Beatriz Maia entrevista José Roberto Zan
José Roberto Zan, professor do Departamento de Música do Instituto de Artes da Unicamp, explora os caminhos e as conjunturas que favoreceram a formação da música popular brasileira. Fala também sobre a hierarquização que separa as composições elitizadas das manifestações de periferias, como a “higienização do samba”, e comenta as contradições da produção musical.
O que é a música popular?
A noção de música popular se diferencia da música de concerto, clássica, artística, ou erudita – são várias denominações e todas elas questionáveis. São denominações voltadas para o reconhecimento de um determinado campo, de um nível cultural onde essa música se situa. E, em contraposição a isso, há outro segmento cultural na sociedade moderna que passa a ser reconhecido como “cultura popular”. As práticas musicais inseridas nesse contexto recebem a denominação “música popular”.
As noções sobre o que é popular, ou cultura popular, foram se formando historicamente, e a valorização do popular começa a ocorrer fundamentalmente no contexto do romantismo, no final do século XIX, e ganha força no século XX. No século XIX, alguns países, especialmente a Alemanha, passaram pela unificação tardia. No contexto de expansão da sociedade burguesa, da economia capitalista, isso gerou uma espécie de necessidade histórica de construção e consolidação do Estado Nacional. E essa construção passava, para alguns teóricos sociais e políticos, pela pesquisa sobre a esfera simbólica da vida social.
Ao mesmo tempo, juntamente com o desenvolvimento do capitalismo e da sociedade burguesa, ocorre uma rápida expansão urbana na Europa e na América do Norte especialmente a partir da segunda metade do século XIX e a formação de grandes metrópoles como Paris, Viena, Londres, Roma e Nova Iorque.
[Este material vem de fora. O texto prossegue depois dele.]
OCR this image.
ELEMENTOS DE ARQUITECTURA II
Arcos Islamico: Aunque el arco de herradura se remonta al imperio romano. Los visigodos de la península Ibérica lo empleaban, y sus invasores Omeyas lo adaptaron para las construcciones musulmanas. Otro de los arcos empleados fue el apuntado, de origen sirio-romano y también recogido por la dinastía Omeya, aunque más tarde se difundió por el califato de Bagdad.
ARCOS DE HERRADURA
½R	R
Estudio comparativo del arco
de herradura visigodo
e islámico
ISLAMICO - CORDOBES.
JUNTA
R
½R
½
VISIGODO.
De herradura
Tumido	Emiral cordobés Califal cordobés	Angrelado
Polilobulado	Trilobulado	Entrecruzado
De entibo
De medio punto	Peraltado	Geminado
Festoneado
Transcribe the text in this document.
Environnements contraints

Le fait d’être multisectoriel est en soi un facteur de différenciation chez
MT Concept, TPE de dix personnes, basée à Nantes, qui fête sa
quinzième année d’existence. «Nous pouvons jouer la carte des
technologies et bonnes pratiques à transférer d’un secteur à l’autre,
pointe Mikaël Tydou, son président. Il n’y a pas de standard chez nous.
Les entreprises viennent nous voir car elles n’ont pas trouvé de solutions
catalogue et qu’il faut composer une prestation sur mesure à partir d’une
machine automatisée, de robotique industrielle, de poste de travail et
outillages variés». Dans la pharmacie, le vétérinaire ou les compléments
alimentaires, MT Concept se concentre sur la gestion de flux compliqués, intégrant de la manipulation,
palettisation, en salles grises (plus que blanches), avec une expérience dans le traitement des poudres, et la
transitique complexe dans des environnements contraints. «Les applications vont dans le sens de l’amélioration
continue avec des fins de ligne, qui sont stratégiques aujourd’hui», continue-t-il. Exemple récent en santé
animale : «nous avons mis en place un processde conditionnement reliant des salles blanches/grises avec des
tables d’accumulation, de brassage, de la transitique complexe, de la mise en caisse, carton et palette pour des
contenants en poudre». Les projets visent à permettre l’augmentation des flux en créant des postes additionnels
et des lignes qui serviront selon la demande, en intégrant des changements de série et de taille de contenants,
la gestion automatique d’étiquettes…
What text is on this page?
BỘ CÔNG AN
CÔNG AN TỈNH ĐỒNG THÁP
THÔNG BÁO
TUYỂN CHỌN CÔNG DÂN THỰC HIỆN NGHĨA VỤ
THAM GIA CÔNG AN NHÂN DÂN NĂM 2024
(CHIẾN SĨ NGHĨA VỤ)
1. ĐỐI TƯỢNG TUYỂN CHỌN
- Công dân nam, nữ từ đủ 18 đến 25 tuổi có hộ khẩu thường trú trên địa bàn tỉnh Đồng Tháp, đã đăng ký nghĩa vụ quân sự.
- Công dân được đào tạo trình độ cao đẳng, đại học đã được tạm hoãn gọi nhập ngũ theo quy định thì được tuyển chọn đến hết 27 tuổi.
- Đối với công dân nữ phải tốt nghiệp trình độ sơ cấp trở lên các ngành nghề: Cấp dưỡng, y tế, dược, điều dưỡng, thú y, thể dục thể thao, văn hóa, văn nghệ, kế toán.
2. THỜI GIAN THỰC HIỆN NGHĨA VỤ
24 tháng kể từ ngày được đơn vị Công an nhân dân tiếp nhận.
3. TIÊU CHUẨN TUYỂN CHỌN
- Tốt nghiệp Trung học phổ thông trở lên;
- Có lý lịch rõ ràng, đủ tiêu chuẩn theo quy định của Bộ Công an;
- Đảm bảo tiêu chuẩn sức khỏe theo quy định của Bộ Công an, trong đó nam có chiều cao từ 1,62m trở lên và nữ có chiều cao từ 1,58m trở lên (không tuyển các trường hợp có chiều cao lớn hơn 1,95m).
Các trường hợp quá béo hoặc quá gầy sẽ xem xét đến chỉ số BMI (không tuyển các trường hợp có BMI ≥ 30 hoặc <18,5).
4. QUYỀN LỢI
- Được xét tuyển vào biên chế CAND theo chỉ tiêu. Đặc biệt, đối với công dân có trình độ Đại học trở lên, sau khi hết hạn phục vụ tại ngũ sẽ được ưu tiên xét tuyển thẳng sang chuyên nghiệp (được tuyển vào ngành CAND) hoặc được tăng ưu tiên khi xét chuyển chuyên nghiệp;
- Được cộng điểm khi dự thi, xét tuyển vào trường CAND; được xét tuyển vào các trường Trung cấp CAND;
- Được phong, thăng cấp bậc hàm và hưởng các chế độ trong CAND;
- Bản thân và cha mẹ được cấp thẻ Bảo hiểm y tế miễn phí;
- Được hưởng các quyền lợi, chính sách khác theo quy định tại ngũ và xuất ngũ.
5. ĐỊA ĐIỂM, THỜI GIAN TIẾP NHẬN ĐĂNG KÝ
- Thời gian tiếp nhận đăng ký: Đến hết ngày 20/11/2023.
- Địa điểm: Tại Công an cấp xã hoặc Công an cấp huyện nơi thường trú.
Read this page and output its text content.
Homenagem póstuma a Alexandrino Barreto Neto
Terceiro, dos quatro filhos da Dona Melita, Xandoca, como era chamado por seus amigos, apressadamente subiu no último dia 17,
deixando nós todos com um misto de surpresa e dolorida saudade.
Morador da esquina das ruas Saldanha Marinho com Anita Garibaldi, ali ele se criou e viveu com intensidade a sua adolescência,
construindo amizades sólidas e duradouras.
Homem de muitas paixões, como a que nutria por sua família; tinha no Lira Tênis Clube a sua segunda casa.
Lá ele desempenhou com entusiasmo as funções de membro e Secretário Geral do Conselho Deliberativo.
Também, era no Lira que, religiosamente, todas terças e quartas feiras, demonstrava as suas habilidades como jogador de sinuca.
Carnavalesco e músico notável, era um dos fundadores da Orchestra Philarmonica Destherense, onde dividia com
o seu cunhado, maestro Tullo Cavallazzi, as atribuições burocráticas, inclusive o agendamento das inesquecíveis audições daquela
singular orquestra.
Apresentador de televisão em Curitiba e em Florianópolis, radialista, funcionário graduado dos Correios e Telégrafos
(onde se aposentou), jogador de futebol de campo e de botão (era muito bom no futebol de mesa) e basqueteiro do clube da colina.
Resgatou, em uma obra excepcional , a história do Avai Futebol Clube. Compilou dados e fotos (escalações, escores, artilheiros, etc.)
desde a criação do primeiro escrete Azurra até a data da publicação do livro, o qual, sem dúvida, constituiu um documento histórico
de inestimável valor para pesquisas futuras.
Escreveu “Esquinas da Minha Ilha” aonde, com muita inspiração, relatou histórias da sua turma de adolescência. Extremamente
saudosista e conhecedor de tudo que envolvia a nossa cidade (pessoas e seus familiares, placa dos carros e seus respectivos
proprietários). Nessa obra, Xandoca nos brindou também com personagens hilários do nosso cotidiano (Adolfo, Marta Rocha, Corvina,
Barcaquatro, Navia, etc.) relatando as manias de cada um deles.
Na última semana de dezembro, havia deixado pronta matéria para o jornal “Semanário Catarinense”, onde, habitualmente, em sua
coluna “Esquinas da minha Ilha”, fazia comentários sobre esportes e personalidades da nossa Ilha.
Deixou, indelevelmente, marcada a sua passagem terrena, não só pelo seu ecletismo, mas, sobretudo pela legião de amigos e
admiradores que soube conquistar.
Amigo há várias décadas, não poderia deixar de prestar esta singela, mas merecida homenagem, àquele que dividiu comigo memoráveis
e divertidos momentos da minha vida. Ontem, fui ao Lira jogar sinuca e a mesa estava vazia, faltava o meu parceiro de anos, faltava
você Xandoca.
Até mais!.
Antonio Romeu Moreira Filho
Nessas grandes cidades, constitui-se um público consumidor de um tipo de cultura que se diferenciava bastante da cultura cortesã ou da alta cultura. Estava em formação a chamada sociedade de massas e expandia-se a produção de uma cultura voltada para o entretenimento.
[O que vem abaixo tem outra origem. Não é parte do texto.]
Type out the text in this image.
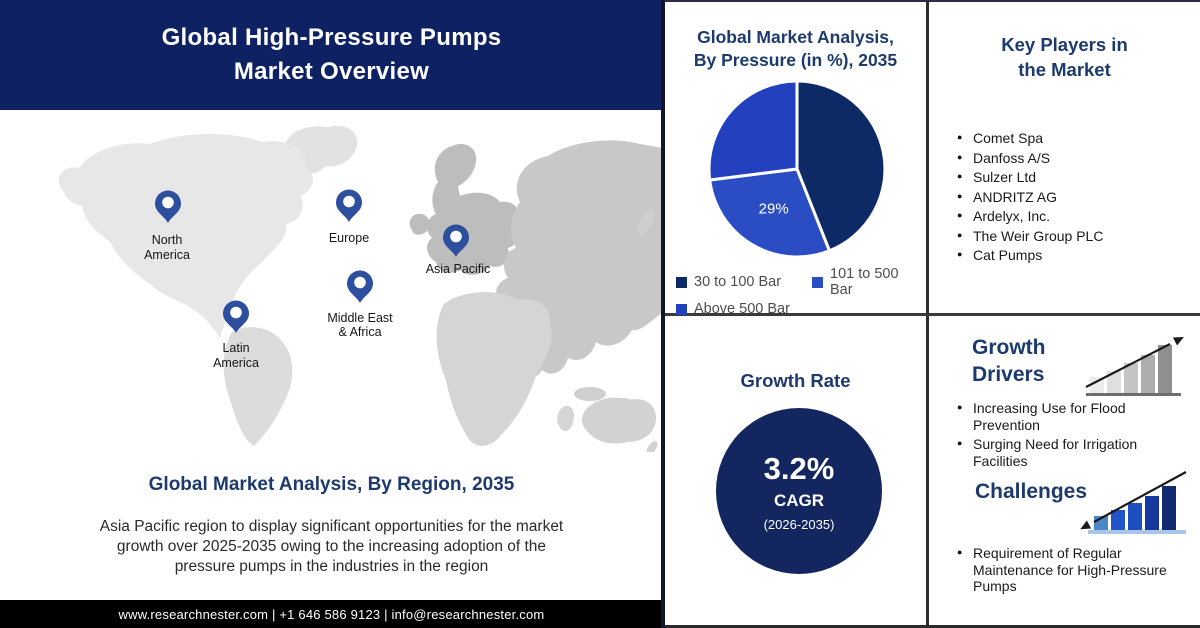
Global High-Pressure Pumps
Market Overview
North
America
Europe
Asia Pacific
Middle East
& Africa
Latin
America
Global Market Analysis, By Region, 2035
Asia Pacific region to display significant opportunities for the market growth over 2025-2035 owing to the increasing adoption of the pressure pumps in the industries in the region
www.researchnester.com | +1 646 586 9123 | info@researchnester.com
Global Market Analysis,
By Pressure (in %), 2035
29%
30 to 100 Bar	101 to 500 Bar
Above 500 Bar
Key Players in
the Market
● Comet Spa
● Danfoss A/S
● Sulzer Ltd
● ANDRITZ AG
● Ardelyx, Inc.
● The Weir Group PLC
● Cat Pumps
Growth Rate
3.2%
CAGR
(2026-2035)
Growth
Drivers
● Increasing Use for Flood Prevention
● Surging Need for Irrigation Facilities
Challenges
● Requirement of Regular Maintenance for High-Pressure Pumps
A demanda crescente por bens culturais foi acompanhada pela emergência de uma estrutura produtiva voltada para a música de consumo, predominantemente de caráter dançante. Houve uma crescente profissionalização das atividades desse ramo de negócios envolvendo a produção industrial, a distribuição e o comércio de partituras e de pianos. Ao mesmo tempo, multiplicavam-se espaços de diversão onde a música estava presente. E aí circulavam gêneros como a polca, a valsa e a mazurca. Essa música de audição fácil passa a ser definida como música popular em contraposição à música de concerto ou “música séria”. Ao longo do século XX ela vai se integrar à indústria fonográfica, ao rádio, à televisão e, mais recentemente, à internet.
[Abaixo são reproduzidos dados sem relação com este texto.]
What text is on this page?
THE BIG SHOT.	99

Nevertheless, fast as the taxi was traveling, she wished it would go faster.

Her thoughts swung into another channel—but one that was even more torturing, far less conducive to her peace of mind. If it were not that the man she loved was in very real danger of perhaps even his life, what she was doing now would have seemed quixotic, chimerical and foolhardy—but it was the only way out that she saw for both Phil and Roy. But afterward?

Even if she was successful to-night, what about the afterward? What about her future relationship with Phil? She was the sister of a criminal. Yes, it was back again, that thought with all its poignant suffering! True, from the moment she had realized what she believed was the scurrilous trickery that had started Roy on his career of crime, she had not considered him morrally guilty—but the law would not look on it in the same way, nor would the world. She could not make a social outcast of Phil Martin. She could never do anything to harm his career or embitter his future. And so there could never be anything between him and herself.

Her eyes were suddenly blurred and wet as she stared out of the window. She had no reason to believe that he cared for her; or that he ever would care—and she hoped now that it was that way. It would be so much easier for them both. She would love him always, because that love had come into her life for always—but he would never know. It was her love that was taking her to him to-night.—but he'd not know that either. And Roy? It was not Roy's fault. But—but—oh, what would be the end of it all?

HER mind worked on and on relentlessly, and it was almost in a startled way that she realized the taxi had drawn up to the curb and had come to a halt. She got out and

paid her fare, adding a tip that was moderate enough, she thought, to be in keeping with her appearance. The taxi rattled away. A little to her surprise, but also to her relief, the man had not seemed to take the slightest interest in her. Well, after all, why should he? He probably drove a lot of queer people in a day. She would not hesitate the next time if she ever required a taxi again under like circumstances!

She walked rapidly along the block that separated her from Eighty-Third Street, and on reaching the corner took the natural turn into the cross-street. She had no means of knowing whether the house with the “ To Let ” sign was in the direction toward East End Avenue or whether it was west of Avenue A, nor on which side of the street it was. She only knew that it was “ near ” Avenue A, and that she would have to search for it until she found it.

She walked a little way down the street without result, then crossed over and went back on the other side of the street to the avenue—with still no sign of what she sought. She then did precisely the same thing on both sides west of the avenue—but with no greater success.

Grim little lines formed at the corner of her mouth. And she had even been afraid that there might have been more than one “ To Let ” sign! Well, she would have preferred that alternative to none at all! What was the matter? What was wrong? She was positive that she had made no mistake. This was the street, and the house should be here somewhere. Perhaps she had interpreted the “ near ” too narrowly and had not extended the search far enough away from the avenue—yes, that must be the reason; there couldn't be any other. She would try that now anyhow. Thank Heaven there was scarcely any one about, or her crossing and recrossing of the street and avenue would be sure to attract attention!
Em quais aspectos a música de concerto e essa música popular do século XIX diferem?
Embora as fronteiras entre esses níveis não sejam claras ou rígidas, podem-se reconhecer diferenças entre elas. Se você olhar para a estrutura de uma sinfonia, ela tem partes que são encadeadas, que são imbricadas, formando um todo orgânico. Compõem uma narrativa que pode levar o ouvinte atento a uma experiência estética sublime. Por outro lado, a música popular não tem essa estrutura, ela é mais breve, tem um ritmo mais acentuado, com melodias e cadências harmônicas de fácil audição. Ela é feita em geral para uma audição desatenta e dançante.
E no Brasil, como se deu a formação da música popular?
No Brasil, na segunda metade do século XIX, também ocorre a formação de um mercado de partituras, ainda que não com a mesma força da Europa e dos Estados Unidos. Surgem aqui as editoras que produzem partituras de polcas, mazurcas e valsas dançantes, que vão circular nas grandes cidades, especialmente no Rio de Janeiro. A polca, por exemplo, chega ao Brasil pouco depois do grande sucesso na Europa, e cresce nessa época um público consumidor de música ligeira tocada ao piano nos salões de baile. Surgem compositores dedicados a esse tipo de música, e aos poucos esses gêneros se mesclaram com ritmos brasileiros, como batuques e lundus, dando origem ao maxixe e ao choro. Em espaços de entretenimento como o café-concerto, café-cantante e teatro de revista, que se multiplicavam no Rio de Janeiro e em outras cidades brasileiras, esse tipo de música era praticado com frequência ao lado de gêneros tradicionais como o lundu e a modinha.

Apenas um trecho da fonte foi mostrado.